The Discomfort of Vulnerability

Sunday Quiet Badge.jpg

I’ve been devouring information on the Enneagram lately. Have you heard of it?

It’s a personality type indicator — similar to the Myers-Briggs — but one that is often used in Christian spirituality and formation circles to help us understand our native disposition toward the world and how that can help or hinder us from becoming the people God created us to be. 

I love it because it isn’t static. 

It’s not like taking the Myers-Briggs test, where you learn what type you are and that’s it, end of story, illumination accomplished. 

Rather, finding out your Enneagram number is just the beginning. It gives you a glimpse into the real state of your soul — your core needs, your key coping mechanisms, your besetting sins, and your great gifts — and then it invites you to grow. It helps you see your fallen state of being and your redeemed state of being. It doesn’t leave you right where you are.

For a spiritual formation practitioner like me, this has been such a revelation.

And I’ve been noticing how my reaction to the kinds of things I’ve been sharing with you here in these letters and on Still Forming lately is typical of the number I am — a 5 — on the Enneagram.

Here’s how I’ve been reacting: pretty much freaked out. I’ve been sharing with you experiences I’ve had with God that I don’t understand and don’t really like and haven’t really settled inside my mind, heart, and soul. Despite not fully understanding them, I’ve been sharing them with you anyway.

This feels like a cardinal sin to a 5 on the Enneagram. 

A 5 on the Enneagram is an information gatherer. They take in information and seek to systematize and understand it fully before “going public” with their thoughts and understanding. They usually refuse to put themselves out there without the full comprehension of a thing in their back pocket. That sense of understanding feels safe and secure to them. 

It’s been helpful to recognize myself in this description for two reasons. 

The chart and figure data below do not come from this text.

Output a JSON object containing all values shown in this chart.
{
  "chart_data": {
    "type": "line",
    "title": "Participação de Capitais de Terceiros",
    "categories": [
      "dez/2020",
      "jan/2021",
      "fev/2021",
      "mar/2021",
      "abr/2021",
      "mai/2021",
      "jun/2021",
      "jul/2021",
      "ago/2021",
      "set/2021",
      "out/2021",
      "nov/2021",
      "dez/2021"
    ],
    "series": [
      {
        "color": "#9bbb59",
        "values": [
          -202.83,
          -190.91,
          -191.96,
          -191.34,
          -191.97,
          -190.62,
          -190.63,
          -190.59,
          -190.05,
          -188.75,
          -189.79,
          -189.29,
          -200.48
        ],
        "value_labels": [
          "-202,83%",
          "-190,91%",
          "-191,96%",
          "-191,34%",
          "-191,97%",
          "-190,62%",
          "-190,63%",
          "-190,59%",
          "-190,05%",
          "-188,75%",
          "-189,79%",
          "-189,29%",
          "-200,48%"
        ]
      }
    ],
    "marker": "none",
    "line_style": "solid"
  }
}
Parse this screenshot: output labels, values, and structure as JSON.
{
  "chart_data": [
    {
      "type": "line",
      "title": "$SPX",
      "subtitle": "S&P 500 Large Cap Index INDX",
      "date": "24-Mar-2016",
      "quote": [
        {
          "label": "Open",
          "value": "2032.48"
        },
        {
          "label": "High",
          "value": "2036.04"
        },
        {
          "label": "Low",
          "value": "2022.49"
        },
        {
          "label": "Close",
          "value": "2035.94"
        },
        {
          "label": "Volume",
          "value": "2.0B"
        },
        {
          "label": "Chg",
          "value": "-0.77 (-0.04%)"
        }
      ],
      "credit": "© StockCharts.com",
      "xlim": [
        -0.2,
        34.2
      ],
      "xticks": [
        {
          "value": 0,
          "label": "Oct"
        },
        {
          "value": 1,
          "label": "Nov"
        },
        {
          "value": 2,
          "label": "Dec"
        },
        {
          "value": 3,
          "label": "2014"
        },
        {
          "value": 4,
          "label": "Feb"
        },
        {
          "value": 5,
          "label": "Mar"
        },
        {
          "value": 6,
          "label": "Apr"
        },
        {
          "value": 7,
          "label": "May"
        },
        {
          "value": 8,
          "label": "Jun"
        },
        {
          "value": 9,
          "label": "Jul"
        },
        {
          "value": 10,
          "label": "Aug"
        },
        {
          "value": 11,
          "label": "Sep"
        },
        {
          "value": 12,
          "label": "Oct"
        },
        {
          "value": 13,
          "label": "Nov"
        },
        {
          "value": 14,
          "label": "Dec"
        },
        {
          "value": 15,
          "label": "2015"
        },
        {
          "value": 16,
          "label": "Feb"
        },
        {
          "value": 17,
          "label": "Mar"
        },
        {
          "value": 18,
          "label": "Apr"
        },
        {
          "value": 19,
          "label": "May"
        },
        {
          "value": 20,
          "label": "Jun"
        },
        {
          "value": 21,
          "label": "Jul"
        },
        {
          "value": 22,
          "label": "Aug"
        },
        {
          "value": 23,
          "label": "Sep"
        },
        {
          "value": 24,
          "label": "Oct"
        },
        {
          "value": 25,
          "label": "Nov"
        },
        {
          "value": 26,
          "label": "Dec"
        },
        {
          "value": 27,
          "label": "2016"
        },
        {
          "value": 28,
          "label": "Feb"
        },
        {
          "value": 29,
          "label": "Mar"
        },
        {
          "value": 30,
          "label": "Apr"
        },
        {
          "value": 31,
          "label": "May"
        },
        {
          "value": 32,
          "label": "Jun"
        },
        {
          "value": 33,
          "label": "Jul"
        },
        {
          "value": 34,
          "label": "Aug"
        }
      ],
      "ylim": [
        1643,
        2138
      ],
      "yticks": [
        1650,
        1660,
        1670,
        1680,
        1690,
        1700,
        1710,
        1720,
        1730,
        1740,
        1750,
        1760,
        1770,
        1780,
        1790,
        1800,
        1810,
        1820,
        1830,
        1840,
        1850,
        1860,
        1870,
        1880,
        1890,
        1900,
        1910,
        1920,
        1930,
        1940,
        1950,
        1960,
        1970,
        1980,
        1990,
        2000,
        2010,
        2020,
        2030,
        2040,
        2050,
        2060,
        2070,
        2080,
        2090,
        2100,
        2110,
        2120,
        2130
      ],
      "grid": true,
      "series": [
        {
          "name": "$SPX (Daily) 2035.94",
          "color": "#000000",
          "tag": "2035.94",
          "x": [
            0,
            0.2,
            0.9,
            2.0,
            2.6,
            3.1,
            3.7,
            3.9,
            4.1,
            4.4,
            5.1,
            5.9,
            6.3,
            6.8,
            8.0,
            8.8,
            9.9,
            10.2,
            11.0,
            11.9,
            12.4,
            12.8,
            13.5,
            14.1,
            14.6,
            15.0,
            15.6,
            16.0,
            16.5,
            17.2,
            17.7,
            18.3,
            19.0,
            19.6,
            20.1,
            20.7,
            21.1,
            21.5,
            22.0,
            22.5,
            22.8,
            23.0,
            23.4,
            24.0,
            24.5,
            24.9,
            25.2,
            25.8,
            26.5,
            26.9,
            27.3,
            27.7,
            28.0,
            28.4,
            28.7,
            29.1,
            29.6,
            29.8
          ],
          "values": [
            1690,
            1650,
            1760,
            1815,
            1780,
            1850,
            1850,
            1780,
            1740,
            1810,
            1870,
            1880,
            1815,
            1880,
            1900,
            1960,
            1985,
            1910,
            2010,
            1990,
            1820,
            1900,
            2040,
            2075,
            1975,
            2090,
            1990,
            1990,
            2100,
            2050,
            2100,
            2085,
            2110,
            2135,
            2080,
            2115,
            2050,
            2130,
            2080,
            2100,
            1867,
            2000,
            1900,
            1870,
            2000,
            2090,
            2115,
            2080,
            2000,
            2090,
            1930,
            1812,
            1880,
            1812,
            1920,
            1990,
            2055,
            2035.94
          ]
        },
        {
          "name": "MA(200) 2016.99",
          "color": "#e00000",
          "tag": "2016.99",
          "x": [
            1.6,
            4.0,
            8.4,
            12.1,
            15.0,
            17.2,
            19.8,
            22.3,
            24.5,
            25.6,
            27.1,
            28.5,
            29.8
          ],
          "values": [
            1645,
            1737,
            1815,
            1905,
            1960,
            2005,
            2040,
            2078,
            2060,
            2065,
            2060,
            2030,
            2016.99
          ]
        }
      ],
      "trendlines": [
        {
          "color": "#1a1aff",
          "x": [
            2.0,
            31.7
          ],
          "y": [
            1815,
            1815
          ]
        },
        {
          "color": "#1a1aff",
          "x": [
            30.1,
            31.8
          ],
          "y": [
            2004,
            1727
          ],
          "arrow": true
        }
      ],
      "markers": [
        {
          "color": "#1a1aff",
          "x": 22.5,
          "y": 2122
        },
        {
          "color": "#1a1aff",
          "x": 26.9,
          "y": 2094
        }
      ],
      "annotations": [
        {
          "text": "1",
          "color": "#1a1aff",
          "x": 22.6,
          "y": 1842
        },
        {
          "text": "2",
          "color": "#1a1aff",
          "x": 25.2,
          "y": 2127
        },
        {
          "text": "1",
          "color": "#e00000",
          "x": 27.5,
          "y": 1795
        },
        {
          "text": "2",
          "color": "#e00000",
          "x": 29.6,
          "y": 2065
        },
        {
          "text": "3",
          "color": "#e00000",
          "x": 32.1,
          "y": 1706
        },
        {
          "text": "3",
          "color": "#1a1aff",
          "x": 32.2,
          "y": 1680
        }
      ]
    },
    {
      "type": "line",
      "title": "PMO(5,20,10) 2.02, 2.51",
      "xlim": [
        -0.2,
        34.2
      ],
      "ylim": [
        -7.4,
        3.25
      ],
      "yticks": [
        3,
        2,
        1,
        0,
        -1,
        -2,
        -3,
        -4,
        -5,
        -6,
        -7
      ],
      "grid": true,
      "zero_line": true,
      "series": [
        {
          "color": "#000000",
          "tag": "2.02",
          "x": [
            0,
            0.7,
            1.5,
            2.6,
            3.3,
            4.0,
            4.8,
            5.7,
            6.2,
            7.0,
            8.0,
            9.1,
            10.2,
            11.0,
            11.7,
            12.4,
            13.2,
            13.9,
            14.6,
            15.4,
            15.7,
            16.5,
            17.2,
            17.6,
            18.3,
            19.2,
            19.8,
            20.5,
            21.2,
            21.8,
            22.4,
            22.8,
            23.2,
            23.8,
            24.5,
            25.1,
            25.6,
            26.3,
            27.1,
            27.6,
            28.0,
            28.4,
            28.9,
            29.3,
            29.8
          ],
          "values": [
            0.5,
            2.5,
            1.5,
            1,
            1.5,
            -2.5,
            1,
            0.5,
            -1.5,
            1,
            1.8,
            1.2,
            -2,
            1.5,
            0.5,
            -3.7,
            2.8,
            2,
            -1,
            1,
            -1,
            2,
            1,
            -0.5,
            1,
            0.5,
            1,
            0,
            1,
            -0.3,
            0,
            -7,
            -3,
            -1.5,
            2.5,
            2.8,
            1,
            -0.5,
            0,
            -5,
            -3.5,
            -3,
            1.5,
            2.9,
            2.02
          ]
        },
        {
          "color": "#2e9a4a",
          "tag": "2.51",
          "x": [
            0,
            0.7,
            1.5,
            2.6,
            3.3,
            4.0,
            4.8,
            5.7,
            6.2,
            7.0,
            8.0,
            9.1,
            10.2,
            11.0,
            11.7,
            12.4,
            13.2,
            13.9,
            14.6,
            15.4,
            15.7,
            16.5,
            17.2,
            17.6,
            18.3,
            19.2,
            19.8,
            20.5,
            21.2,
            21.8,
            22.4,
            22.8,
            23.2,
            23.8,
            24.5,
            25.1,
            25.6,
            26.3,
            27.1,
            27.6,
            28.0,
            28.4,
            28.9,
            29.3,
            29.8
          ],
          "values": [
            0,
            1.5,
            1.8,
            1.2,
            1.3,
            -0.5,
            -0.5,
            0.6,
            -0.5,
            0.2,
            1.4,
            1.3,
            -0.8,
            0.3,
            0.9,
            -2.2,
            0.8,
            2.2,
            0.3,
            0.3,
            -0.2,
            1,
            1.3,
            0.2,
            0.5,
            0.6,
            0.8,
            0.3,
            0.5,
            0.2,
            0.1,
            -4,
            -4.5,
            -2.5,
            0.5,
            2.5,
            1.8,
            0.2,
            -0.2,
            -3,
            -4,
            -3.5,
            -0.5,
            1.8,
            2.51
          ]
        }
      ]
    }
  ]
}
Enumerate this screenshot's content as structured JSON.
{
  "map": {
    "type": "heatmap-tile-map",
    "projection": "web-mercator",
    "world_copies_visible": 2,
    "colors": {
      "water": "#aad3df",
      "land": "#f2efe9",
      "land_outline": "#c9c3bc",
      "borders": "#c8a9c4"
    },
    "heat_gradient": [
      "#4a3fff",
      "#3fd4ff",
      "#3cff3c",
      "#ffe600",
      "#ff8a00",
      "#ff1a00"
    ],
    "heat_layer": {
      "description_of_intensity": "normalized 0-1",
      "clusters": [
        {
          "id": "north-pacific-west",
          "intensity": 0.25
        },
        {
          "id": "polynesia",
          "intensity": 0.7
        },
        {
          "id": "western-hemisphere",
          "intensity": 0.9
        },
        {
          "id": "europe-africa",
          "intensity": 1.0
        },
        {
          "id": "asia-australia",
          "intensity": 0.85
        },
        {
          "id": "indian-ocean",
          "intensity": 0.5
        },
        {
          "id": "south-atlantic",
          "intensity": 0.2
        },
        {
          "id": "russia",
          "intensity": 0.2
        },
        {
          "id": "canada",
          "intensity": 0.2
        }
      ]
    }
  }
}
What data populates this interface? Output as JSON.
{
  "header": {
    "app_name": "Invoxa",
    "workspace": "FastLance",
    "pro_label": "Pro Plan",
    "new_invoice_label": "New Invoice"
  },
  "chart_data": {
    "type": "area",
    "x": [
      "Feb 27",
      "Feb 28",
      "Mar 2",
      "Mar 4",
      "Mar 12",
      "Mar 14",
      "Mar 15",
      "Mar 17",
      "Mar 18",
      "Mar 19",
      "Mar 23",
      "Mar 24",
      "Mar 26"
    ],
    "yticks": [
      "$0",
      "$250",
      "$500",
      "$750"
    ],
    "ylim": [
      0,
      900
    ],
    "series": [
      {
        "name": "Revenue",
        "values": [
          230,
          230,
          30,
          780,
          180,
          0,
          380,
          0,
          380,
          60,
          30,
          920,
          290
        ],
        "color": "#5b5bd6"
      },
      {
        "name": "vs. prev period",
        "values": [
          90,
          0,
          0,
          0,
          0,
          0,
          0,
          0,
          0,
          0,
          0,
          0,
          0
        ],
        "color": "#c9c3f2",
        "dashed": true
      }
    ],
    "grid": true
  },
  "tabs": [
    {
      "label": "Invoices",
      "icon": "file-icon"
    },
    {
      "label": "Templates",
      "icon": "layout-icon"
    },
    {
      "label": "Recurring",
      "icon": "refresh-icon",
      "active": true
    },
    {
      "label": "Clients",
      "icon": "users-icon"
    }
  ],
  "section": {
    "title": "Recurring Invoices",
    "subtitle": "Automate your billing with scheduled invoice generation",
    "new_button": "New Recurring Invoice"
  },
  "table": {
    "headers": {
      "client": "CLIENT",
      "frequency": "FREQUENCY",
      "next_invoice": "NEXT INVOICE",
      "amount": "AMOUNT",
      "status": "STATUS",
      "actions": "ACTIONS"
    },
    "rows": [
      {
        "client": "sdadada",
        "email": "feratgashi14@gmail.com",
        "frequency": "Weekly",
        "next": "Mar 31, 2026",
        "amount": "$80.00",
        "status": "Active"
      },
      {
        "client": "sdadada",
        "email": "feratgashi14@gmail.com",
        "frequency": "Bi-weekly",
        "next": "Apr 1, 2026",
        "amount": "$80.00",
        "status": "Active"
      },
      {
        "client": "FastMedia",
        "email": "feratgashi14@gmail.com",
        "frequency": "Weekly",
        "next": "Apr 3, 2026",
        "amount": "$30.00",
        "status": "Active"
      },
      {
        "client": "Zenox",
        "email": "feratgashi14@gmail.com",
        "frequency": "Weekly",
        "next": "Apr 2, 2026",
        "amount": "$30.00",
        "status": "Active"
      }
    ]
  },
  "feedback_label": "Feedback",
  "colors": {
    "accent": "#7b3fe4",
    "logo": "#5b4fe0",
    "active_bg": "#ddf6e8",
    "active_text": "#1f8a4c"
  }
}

First, it’s been encouraging to learn how my information-gathering and systematizing ways can be helpful for the betterment of others and the world. I’m meant to put those giftings to a good purpose. 

But it’s also good for me to be challenged by the Enneagram — to learn that these knowledge-gathering ways can also be a besetting sin that keeps me from acting and keeps me shrouded in safety from risk. 

The Enneagram has been teaching me that, as a 5, I need to step out and risk a bit more, that I need to be careful of hiding behind “more research” and “more knowledge” instead of making contributions. I can see the way that temptation to more knowledge and understanding often keeps me from moving forward on ideas I have for the Still Forming community. It’s also why I’m having trouble bringing the Look at Jesus course to completion.  

And so risk. And vulnerability. These are not easy for a 5. 

And yet it feels like where I’ve been living with you of late, as I’ve shared with you some prayer experiences I haven’t understood and some growing edges I haven’t wanted. 

I’ve shared these things with you and have felt super exposed and vulnerable. It’s been mighty uncomfortable to let you see me in these unconfirmed and finalized places. 

But I think there’s purpose in it. 

I think it’s a good exercise for me — not to have it all together and figured out beforehand. It helps take the focus and pressure off me as some kind of wise, all-understanding guru and places the focus on God and what he might be about and trying to say, as we just follow him around and seek to see and hear. 

I hope you’ll bear with me in this risky, uncomfortable place. It isn’t super familiar or comfortable to me, but I think there’s redemption in it. 

Much love,
Christianne

PS: If you want to learn more about the Enneagram, I can’t recommend highly enough a book by Richard Rohr and Andreas Ebert calledThe Enneagram: A Christian Perspective . So incredibly helpful, insightful, and grounded. Also, you can take a preliminary online test here (though I’d recommend supplementing the test with the book so you can confirm if the test results are accurate to your experience).